I am trying to understand the usefulness of the itertools.groupby() function and have created a rather naive use case. I have a list of numbers, and want to group them by oddness or evenness. Below is my code using itertools.groupby():
for decision, group in groupby(range(2, 11), key=lambda x: x % 2 == 0):
...: print(decision, list(group))
And below is the output I get:
True [2]
False [3]
True [4]
False [5]
True [6]
False [7]
True [8]
False [9]
True [10]
Basically what I was expecting is something like where all the "True's" are grouped together and all the "False's" are grouped together.
Is this even possible with groupby()?
groupby() combines consecutive values where their key output is equal, giving you a shared iterator for each such group. It will not process the whole input in one go, it gives you the groups as you iterate.
For your example, the key changes for each value, and so the groups consist of a single value each; it starts with 2 and the key output is True, then next comes 3 and the key produces False. Because True != False, that's a new group. The next value 4 changes the key again, to True, so it's another group, etc.

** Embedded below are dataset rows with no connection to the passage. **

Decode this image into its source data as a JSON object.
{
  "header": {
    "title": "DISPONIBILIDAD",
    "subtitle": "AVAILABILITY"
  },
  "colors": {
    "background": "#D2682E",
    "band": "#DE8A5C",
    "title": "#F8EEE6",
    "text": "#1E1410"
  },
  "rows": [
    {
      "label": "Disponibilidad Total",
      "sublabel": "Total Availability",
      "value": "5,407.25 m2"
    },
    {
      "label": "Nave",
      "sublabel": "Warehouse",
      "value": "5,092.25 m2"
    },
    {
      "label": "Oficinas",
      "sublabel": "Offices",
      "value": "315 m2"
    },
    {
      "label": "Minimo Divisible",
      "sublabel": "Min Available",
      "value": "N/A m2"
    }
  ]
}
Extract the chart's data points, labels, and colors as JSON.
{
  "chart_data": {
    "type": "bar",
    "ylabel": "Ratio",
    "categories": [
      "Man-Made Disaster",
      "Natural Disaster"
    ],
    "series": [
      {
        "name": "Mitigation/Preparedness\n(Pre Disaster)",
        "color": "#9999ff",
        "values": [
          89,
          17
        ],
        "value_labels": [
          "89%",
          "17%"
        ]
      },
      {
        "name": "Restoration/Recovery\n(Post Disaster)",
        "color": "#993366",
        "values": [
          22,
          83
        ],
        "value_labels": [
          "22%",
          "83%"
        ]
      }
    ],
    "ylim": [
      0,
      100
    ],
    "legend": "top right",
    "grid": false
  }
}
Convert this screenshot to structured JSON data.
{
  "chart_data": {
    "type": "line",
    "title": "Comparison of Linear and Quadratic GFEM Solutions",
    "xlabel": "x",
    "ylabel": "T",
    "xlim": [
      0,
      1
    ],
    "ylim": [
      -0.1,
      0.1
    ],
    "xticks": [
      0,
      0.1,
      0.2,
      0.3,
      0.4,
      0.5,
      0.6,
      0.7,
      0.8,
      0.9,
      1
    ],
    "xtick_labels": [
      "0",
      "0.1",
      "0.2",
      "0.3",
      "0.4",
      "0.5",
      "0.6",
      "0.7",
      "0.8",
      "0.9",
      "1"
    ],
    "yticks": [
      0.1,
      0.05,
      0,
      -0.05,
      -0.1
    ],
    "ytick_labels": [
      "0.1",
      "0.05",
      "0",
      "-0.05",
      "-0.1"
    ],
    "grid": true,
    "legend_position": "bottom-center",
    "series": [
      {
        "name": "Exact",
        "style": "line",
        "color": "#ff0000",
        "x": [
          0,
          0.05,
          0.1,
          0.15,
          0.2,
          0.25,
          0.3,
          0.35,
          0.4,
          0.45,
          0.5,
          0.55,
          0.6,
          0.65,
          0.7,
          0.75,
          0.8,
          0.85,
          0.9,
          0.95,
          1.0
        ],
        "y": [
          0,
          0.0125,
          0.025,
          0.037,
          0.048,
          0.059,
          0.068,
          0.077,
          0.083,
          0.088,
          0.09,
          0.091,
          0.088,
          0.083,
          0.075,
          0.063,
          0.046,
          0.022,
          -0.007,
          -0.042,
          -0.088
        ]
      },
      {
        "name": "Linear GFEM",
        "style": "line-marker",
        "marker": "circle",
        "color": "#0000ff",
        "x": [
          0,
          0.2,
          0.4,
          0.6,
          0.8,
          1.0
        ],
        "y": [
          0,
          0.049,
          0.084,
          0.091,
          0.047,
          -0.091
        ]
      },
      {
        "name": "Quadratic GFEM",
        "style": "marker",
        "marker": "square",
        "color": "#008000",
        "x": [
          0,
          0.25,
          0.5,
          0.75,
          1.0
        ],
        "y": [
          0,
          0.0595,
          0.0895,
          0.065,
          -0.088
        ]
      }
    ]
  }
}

What you want to do can't be done with groupby(); to sort values into buckets across the whole iterable, just use a dictionary:
grouped = {}
for value in range(2, 11):
key = value % 2 == 0
grouped.setdefault(key, []).append(value)
You could also sort your input first, with sorted(range(2, 11), key=lambda x: x % 2 == 0), but that's a waste of time. Sorting is a more complex algorithm, taking O(n log n) (quasilinear) time, whereas using a dictionary to group the values takes O(n) (linear) time. That might not matter when you have just 9 elements, but when you have to process 1000 elements, sorting would increase the time taken by a factor of nearly 10, for 1 million elements, a factor of nearly 20, etc.